What exactly does the "ALU" field in the OpenCL Profiler mean?
For example, is this the number of raw ALU Operations OR is it the number of 5-wide ALU operations?
What I mean is if you have 5 ADDs, one in each stream core of one VLIW processor, is that 5 ALUs or just 1?
Thank you.
It is the number of 5-wide ALU ops processed. So it will report 1 in your example.
Ok, I was just curious because I have an app where after some transformation, the ALU count increases but so does the performance. I assumed this was the case because the ALU packing also increased. Thank you.
Originally posted by: bpurnomo It is the number of 5-wide ALU ops processed. So it will report 1 in your example.
bpurnomo,
I think I misunderstood you the first time, so if the ALU increases that means that the number of VLIW instructions has increased (not necessarily the number of actual ALU ops), correct?
Like I said before, I'm curious where this performance increase has come from because both the fetch and ALU has increased; however so has the ALU Packing.
I think I misunderstood you the first time, so if the ALU increases that means that the number of VLIW instructions has increased (not necessarily the number of actual ALU ops), correct?
If both the ALU and ALUPacking increase, then the number of actual ALU ops (scalar ops) must increase too. To calculate the scalar ops, use the following formula: ALU scalar ops = 5 * ALU * ALUPacking/100.
Like I said before, I'm curious where this performance increase has come from because both the fetch and ALU has increased; however so has the ALU Packing.
Hard to say without an access to the code. Performance is affected by many factors.
Interesting. Well, everything else looks to be the same. The same number of GPRs, fetches, etc...
Obviously, the ALU Busy has increased too.
I'm not really sure why the performance gain (~20% on large sizes, like 1024x1024).
The only thing is I know the CF decreases, but it would seem from another post by Micah that you only need ~5 WFs to hide all CF, and there are 16 WF (reported by profiler).
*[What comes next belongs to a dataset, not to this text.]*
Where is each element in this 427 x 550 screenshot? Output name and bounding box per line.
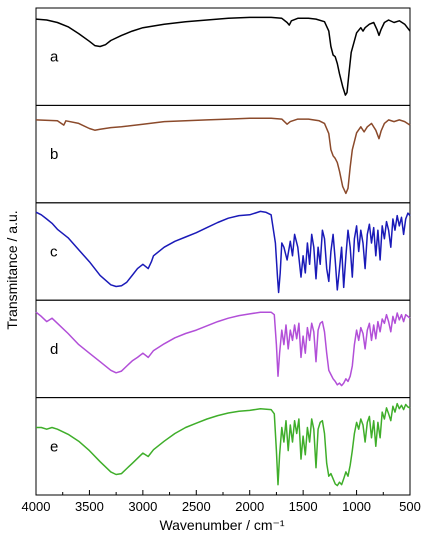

If anyone has any idea I'd be glad to hear it.
So here's a very related question: can control flow latency be hidden in a fetch bound kernel?
So basically, I'm just asking that if the kernel is fetch bound and control flow is reduced (even though ALU is increased, kernel is still fetch bound) will more control flow latency be hidden since there will be less clause switching?
Yes, I believe that you have mentioned the dummy registers before and cache thrashing.
I've seen some of this in some benchmarks where a decrease in register pressure actually decreases performance, particularly in the 5800s in CS mode.
However, like I said before, the GPR remains the same for both kernels, the only differences are what I have mentioned. The same number of WFs for both kernels (16), so I don't think cache thrashing is an issue here.
The algorithm has a 1.06 ALU Busy, which to me makes it seem like even with 16 WFs running the kernel is still probably fetch bound.
So what I'm asking is this: If the kernel is fetch bound (AT RUN TIME despite the number of simul WFs, meaning there aren't enough WFs to hide all fetch latency) is it possible that a reduction in Control Flow can increase performance?
This makes sense to me but I was hoping to get some verification.
Micah,
I could IM or email you the code if you like, I'm not going to post it here. I'm actually somewhat confused looking at the profiling:
ALU, ALU Packing, ALU Busy, ALUFetchRatio and ALUStalledByLDS are the only profiler parameters that change. They all increase from Kernel 1 to Kernel 2, the performance in Kernel 2 is about 20% better. There is less CF in Kernel 2.
What I can also say is that the performance increases with an increase in thread size from small (256) ~9% improvement to (1024) ~20%.